Designing a Yelp-like System
This is my attempt at thinking through a Yelp-like system.
I liked this one because it mixes a few different things at once:
- search (text + geo)
- relational data (users, reviews)
- ranking + performance
This definitely is not meant to be a perfect design. These are basically my notes on how I’d reason through it right now.
🧠 Initial Thought (and why it breaks)
My first instinct was:
“Just query a database with filters like name, category, and location”
But that falls apart quickly for queries like:
- “ramen near me”
- “best sushi in SF”
That’s when it clicked:
👉 This is not just a database problem — it’s a search system problem
🏗️ High-Level Architecture

The biggest thing that shaped my design was realizing that search and writes have very different needs.
So in my head I split the system into two paths:
- search (read-heavy, low latency)
- writes (business + reviews)
For search, I want low latency and flexible querying, so I’d send those requests to Elasticsearch.
For writes, I still want the SQL database to be the source of truth. So business updates and review writes go to SQL first, then I update Elasticsearch asynchronously after that.
The event bus and indexer are basically just there so I can keep Elasticsearch in sync without blocking the user-facing write path.
- SQL DB → source of truth (correct data)
- Elasticsearch → fast search (text + geo + ranking)
🔍 Search Flow

When I first thought about this, I assumed I’d just query the database.
But for something like:
- “ramen near me”
- “best sushi in SF”
that gets messy fast.
That is the point where this stopped feeling like a normal CRUD-style database problem to me.
So instead, I’d have the request go through a Search Service and then straight to Elasticsearch.
Elasticsearch handles:
- text matching (ramen, sushi, etc.)
- filtering (category)
- geo queries (distance)
- ranking
and returns the best results.
That just feels like a much more natural fit than trying to force the main database to handle all of that efficiently.
📍 Geo Search (Key Insight)
At first I thought we’d store something like “within 5 miles” in the DB.

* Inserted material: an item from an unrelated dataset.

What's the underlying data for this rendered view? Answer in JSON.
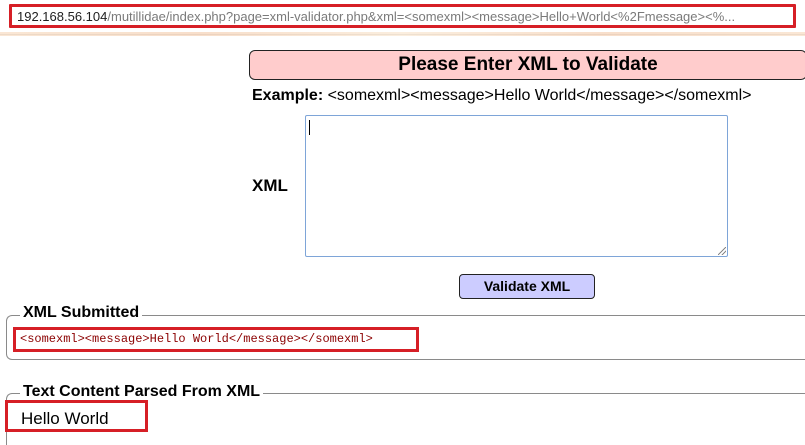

That doesn’t really make sense though.
Instead:
- each business stores lat/lon
- distance is applied at query time
{
"location": {
"lat": 37.77,
"lon": -122.41
}
}
Then Elasticsearch does:
- “find everything within X miles”
That was one of the small mindset shifts for me. You don’t store the radius result ahead of time. You store coordinates and let the search engine evaluate distance when the query comes in.
⭐ Reviews + Ratings
The naive thought here was:
calculate average rating from all reviews each time
That’s too slow.
What makes more sense to me is precomputing the aggregates.
Store:
ratingSumreviewCountavgRating
Update on write:
ratingSum += rating
reviewCount += 1
avgRating = ratingSum / reviewCount

This part took me a bit to understand.
The important thing is: 👉 don’t block the user while updating search
So when a user submits a review:
- I write it to the database
- update the business rating (sum + count)
- then emit an event
That event eventually updates Elasticsearch.
So search results stay close to real-time, but I’m not slowing down the write path.
✍️ One Review Per User
One constraint I’d want is:
- one user → one review per business
Solution
UNIQUE(user_id, business_id)
Optional:
- use upsert to allow edits instead of duplicates
🔁 Keeping Elasticsearch in Sync
This was one of the parts I went back and forth on the most.

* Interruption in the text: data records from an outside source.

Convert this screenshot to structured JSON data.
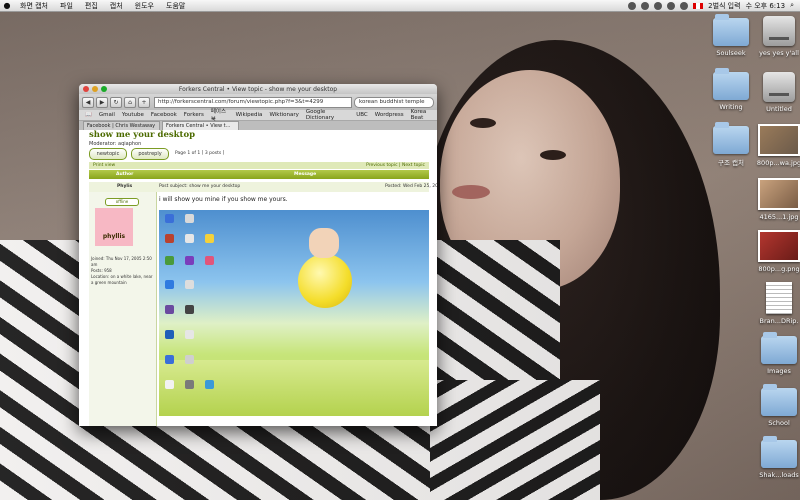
{
  "menubar": {
    "apple": "",
    "items": [
      "화면 캡처",
      "파일",
      "편집",
      "캡처",
      "윈도우",
      "도움말"
    ],
    "status": {
      "input_label": "2벌식 입력",
      "clock": "수 오후 6:13"
    }
  },
  "desktop_icons": [
    {
      "label": "Soulseek",
      "type": "folder"
    },
    {
      "label": "yes yes y'all",
      "type": "drive"
    },
    {
      "label": "Writing",
      "type": "folder"
    },
    {
      "label": "Untitled",
      "type": "drive"
    },
    {
      "label": "구조 캡처",
      "type": "folder"
    },
    {
      "label": "800p...wa.jpg",
      "type": "photo"
    },
    {
      "label": "4165...1.jpg",
      "type": "photo"
    },
    {
      "label": "800p...g.png",
      "type": "photo"
    },
    {
      "label": "Bran...DRip.",
      "type": "doc"
    },
    {
      "label": "Images",
      "type": "folder"
    },
    {
      "label": "School",
      "type": "folder"
    },
    {
      "label": "Shak...loads",
      "type": "folder"
    }
  ],
  "browser": {
    "window_title": "Forkers Central • View topic - show me your desktop",
    "url": "http://forkerscentral.com/forum/viewtopic.php?f=3&t=4299",
    "search": "korean buddhist temple",
    "bookmarks": [
      "Gmail",
      "Youtube",
      "Facebook",
      "Forkers",
      "페이스북",
      "Wikipedia",
      "Wiktionary",
      "Google Dictionary",
      "UBC",
      "Wordpress",
      "Korea Beat"
    ],
    "tabs": [
      "Facebook | Chris Westaway",
      "Forkers Central • View t..."
    ],
    "page": {
      "topic_title": "show me your desktop",
      "moderator": "Moderator: aqiaphon",
      "newtopic": "newtopic",
      "postreply": "postreply",
      "page_info": "Page 1 of 1  [ 3 posts ]",
      "print_view": "Print view",
      "prev_next": "Previous topic | Next topic",
      "col_author": "Author",
      "col_message": "Message",
      "author_name": "Phylis",
      "post_subject": "Post subject: show me your desktop",
      "posted": "Posted: Wed Feb 25, 20",
      "status": "offline",
      "avatar_text": "phyllis",
      "joined": "Joined: Thu Nov 17, 2005 2:50 am",
      "posts": "Posts: 958",
      "location": "Location: on a white lake, near a green mountain",
      "body": "i will show you mine if you show me yours."
    }
  },
  "colors": {
    "accent": "#8aa51b",
    "title_green": "#4c6b00"
  }
}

There are a couple ways I could think about it:
- application-level events
- CDC / change data capture off the database
The direction I lean toward first is application-level events because it feels easier for me to reason about while I’m still practicing this stuff.
So the mental model I’m using is:
- write to DB first
- publish an event
- consumer/indexer updates Elasticsearch
That gives me a write path that stays fast, while still keeping search reasonably fresh.

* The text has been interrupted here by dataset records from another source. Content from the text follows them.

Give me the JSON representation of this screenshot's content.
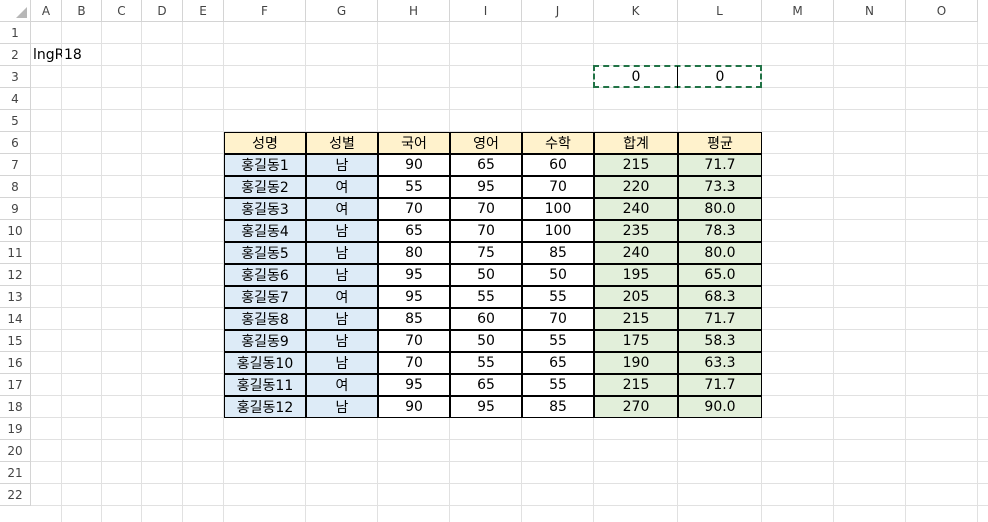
{
  "columns": [
    "A",
    "B",
    "C",
    "D",
    "E",
    "F",
    "G",
    "H",
    "I",
    "J",
    "K",
    "L",
    "M",
    "N",
    "O"
  ],
  "rows": [
    "1",
    "2",
    "3",
    "4",
    "5",
    "6",
    "7",
    "8",
    "9",
    "10",
    "11",
    "12",
    "13",
    "14",
    "15",
    "16",
    "17",
    "18",
    "19",
    "20",
    "21",
    "22"
  ],
  "cells": {
    "a2": "lngR",
    "b2": "18",
    "k3": "0",
    "l3": "0"
  },
  "table": {
    "headers": [
      "성명",
      "성별",
      "국어",
      "영어",
      "수학",
      "합계",
      "평균"
    ],
    "rows": [
      [
        "홍길동1",
        "남",
        "90",
        "65",
        "60",
        "215",
        "71.7"
      ],
      [
        "홍길동2",
        "여",
        "55",
        "95",
        "70",
        "220",
        "73.3"
      ],
      [
        "홍길동3",
        "여",
        "70",
        "70",
        "100",
        "240",
        "80.0"
      ],
      [
        "홍길동4",
        "남",
        "65",
        "70",
        "100",
        "235",
        "78.3"
      ],
      [
        "홍길동5",
        "남",
        "80",
        "75",
        "85",
        "240",
        "80.0"
      ],
      [
        "홍길동6",
        "남",
        "95",
        "50",
        "50",
        "195",
        "65.0"
      ],
      [
        "홍길동7",
        "여",
        "95",
        "55",
        "55",
        "205",
        "68.3"
      ],
      [
        "홍길동8",
        "남",
        "85",
        "60",
        "70",
        "215",
        "71.7"
      ],
      [
        "홍길동9",
        "남",
        "70",
        "50",
        "55",
        "175",
        "58.3"
      ],
      [
        "홍길동10",
        "남",
        "70",
        "55",
        "65",
        "190",
        "63.3"
      ],
      [
        "홍길동11",
        "여",
        "95",
        "65",
        "55",
        "215",
        "71.7"
      ],
      [
        "홍길동12",
        "남",
        "90",
        "95",
        "85",
        "270",
        "90.0"
      ]
    ]
  },
  "colors": {
    "header_fill": "#fff2cc",
    "name_gender_fill": "#ddebf7",
    "calc_fill": "#e2efda",
    "selection_border": "#217346"
  }
}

📍 Searching by Location Name
Users don’t always search by coordinates.
They search:
- “San Francisco”
- “Mission District”
Approach
We store:
- predefined location names
- polygon boundaries
Then the flow in my head is:
- resolve name → polygon
- apply geo filter in ES
Since the list is finite:
- we can cache it heavily
🧩 Mapping Businesses to Locations
When a business is created:
- take lat/lon
- find matching polygons (city, neighborhood)
- store labels on business
The reason I like this is that I’d rather compute that once on write than recompute it on every search query.
🚧 Tradeoffs
- Elasticsearch is eventually consistent
- small delay before updates show in search
- extra complexity (event pipeline)
But:
- much faster search
- better scalability
To me that tradeoff feels worth it for this kind of system.
🧠 What I Learned
The biggest things this made me realize were:
- not all queries belong in the main database
- search systems solve a different kind of problem than SQL databases
- precomputing things like ratings and location labels matters a lot
- event-driven patterns show up really quickly once you care about scale and latency
📌 Final Thoughts
This problem made me realize pretty quickly that designing for search is very different from designing for data storage.
I’m still learning, but this one helped me understand why search-heavy systems need a different mental model than normal CRUD applications.
🚀 Future Improvements
- Redis caching for hot queries
- better ranking:
- distance + rating + popularity
- cursor-based pagination
- sharding for scale